Takt Time

What is Takt time and why should you care

Takt time comes from manufacturing and is old enough the origins aren't absolutely certain. If you imagine your demand was constant and spread out evenly, takt time is the cadence with which orders would come in. If someone buys your widget on average every 30 minutes, 30 minutes is your takt time. It probably seems like this is overly simple and not useful, but it's critical for determining whether you have production issues. Overproduction is the root of all waste. Not only is overproduction to be strictly avoided, if your production cadence matches your takt time, you also have achieved evenness.

Aha! but if my median is different from my average, and I produce at my takt time, I'm either having customers waiting or I have inventory which is also waste!
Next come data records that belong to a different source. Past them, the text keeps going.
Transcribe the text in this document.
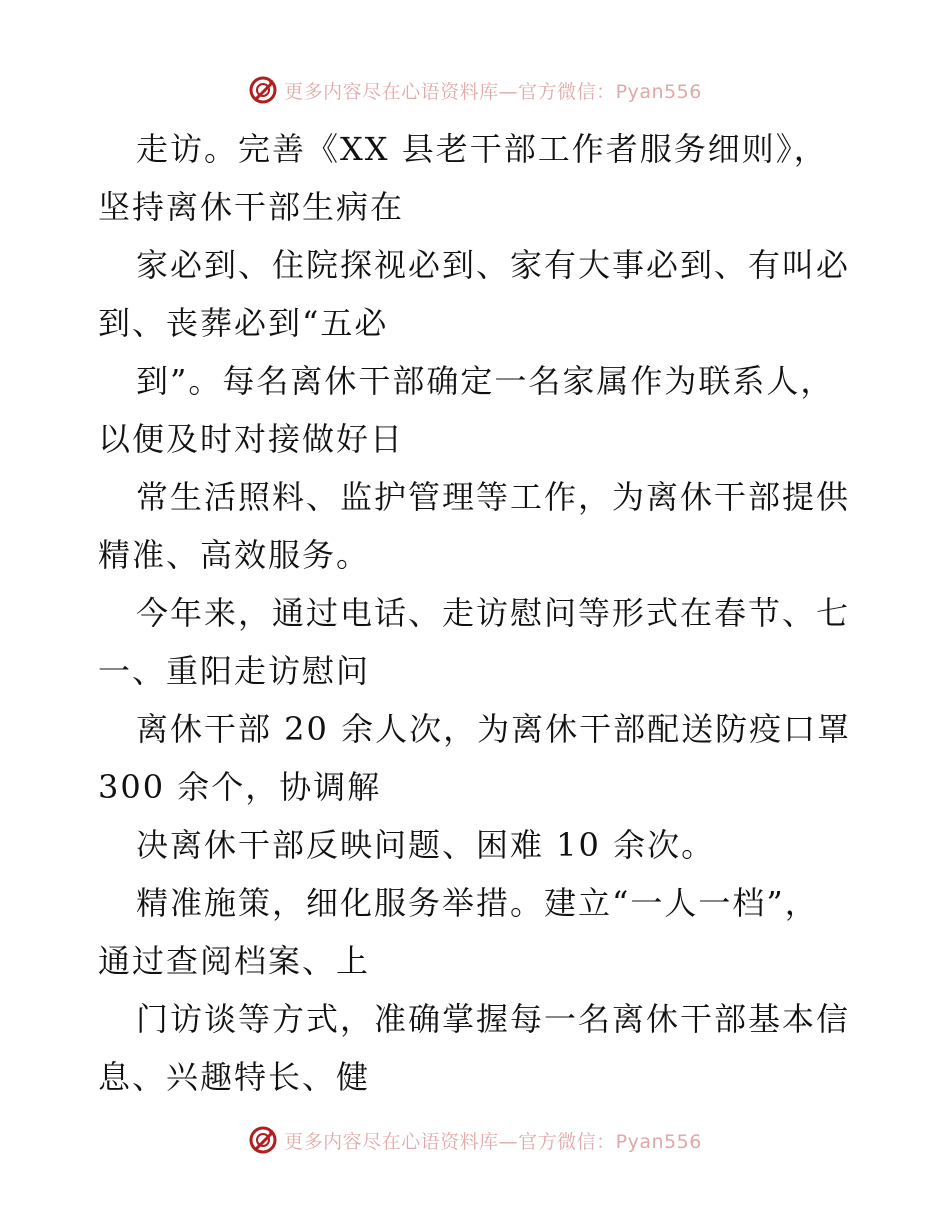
更多内容尽在心语资料库—官方微信：Pyan556
走访。完善《XX 县老干部工作者服务细则》，
坚持离休干部生病在
家必到、住院探视必到、家有大事必到、有叫必
到、丧葬必到“五必
到”。每名离休干部确定一名家属作为联系人，
以便及时对接做好日
常生活照料、监护管理等工作，为离休干部提供
精准、高效服务。
今年来，通过电话、走访慰问等形式在春节、七
一、重阳走访慰问
离休干部 20 余人次，为离休干部配送防疫口罩
300 余个，协调解
决离休干部反映问题、困难 10 余次。
精准施策，细化服务举措。建立“一人一档”，
通过查阅档案、上
门访谈等方式，准确掌握每一名离休干部基本信
息、兴趣特长、健
更多内容尽在心语资料库—官方微信：Pyan556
You can't win, this is bullshit!
Me when I was young

This sentiment is true, but the world is full of waste. You have to consider both of these factors and choose what's best for your organizations. Some customers are ok with waiting, some things are uniquely bad to inventory. Even within the category of restaurants there is variance in which trade off you would make. Customers may not want a sandwich from inventory, but they may not tolerate waiting for a freshly baked potato.

Let's say you get 30 orders for something a month, you need to produce one order per day - that's easy and intuitive. But, you don't work every day. You actually need to produce 7/5ths of an order per day if you take weekends off. The math won't always be that easy of course, but that helps illustrate how the thinking works.

But we make software!!!!!

Each individual copy of software sold is approximately free and instant to deliver. However, most modern software is not built, finished, and then sold infinitely. If your business has developed software, fired the engineers, and only has a sales team, this objection is probably valid. In that case the "product" is sales, and the sales team has to think about what they must do to close a sale. If they must do nothing, and as soon as someone finds out about your software, they buy it - then the "product" is marketing. If you don't even need to market, then yes you are the exception and you are reading this academically because you're making money hand over fist without doing anything. Good work if you can get it.

Realistically, most modern software is sold on a subscription model, or you pay for new versions. If either of those conditions are true, you aren't actually selling software - you are selling software features. And just like Subway doesn't sell infinite food items, you don't ship infinite software feature types. So, if you must add features to make sales, then you need to figure out what cadence of features you need to produce to fully saturate the sales pipeline.